With the bottom rubber slice in place, press a sprue base former against the bottom wall and halfway down into the rubber. Insert the end of the model into the base former, lower it down, and gently press it halfway into the rubber. Using sharp-tipped tweezers, begin placing keys at the corners, around the base former
and along the sides about 1⁄8" from the edge and base former. If the keys are too close to the side, they may shift during vulcanization and
break through the outer edges of the mold. The keys, standing on their bondable, powder-free cut edges, are pressed halfway into the rubber. Try to use keys that will cause even and symmetrical displacement. Don’t use skinny keys on one side and fat ones on the opposite side, because the displacement will be uneven, and the model might shift out of place.
After establishing the perimeter and the high stress area around the sprue base with medium keys, add fill-in keys in staggered positions. Think staggering as in bricklaying, because it minimizes leakage alleys and improves registration. Add the smaller keys between the eyescrews to further lock in tight registration. It is important to have
the keys stand straight up and down, to use appropriately sized keys, and to not have the keys resting against the model. Sometimes, it helps to use a clean tool like a watchmaker’s screwdriver to make a hole in which to shove a tiny, thin key. The trick is to avoid making the hole too big, because you don’t want gaps between the keys and the rubber. Gaps compromise bonding.

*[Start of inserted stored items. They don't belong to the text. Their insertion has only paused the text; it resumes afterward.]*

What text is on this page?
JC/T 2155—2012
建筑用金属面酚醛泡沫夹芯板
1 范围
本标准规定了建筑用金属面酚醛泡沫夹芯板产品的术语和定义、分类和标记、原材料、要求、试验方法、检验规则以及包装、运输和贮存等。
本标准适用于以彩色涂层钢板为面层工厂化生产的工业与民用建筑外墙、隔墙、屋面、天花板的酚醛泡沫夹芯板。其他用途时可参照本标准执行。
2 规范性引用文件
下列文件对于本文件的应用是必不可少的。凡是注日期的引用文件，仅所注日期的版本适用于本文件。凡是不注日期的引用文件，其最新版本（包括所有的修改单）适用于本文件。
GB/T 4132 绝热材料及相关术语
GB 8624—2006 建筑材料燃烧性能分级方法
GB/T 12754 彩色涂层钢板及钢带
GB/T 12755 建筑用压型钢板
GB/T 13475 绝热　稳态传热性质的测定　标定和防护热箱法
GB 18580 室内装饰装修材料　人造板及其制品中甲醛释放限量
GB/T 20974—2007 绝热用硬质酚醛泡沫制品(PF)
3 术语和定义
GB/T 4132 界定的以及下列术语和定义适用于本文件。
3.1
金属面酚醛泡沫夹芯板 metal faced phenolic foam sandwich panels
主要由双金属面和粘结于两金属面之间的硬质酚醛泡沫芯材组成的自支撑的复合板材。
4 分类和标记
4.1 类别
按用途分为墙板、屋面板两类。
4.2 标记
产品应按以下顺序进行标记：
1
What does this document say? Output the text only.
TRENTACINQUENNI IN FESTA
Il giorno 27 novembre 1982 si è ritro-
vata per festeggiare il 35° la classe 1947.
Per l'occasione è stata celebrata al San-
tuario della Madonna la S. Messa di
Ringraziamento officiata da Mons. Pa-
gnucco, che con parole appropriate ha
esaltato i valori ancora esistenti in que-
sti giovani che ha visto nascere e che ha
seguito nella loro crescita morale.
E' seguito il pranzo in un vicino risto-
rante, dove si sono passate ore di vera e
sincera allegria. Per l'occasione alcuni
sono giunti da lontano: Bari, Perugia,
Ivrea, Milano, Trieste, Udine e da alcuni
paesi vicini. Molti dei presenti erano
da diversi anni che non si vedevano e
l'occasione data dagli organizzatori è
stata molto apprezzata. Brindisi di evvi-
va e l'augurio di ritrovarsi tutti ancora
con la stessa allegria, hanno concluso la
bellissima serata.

Once the keys are in place and the depths and positioning are reviewed, the whole surface is powdered. Use a soft bristle brush to spread the powder over every surface, especially the sides of the keys and where the rubber meets the model and the frame. Use compressed air
to gently remove all the extra powder because just a very thin coating is needed. Blowing with
your breath could result in accidental moisture deposits. Next, peel the safety paper off the top slice, flex it inward, and lower it into the frame. Gently press the rubber downward until it is
firmly in place with no air pockets between the slices. The motion is downward, not side to side or sliding, because you do not want to disturb key/model placement, or cause distortion.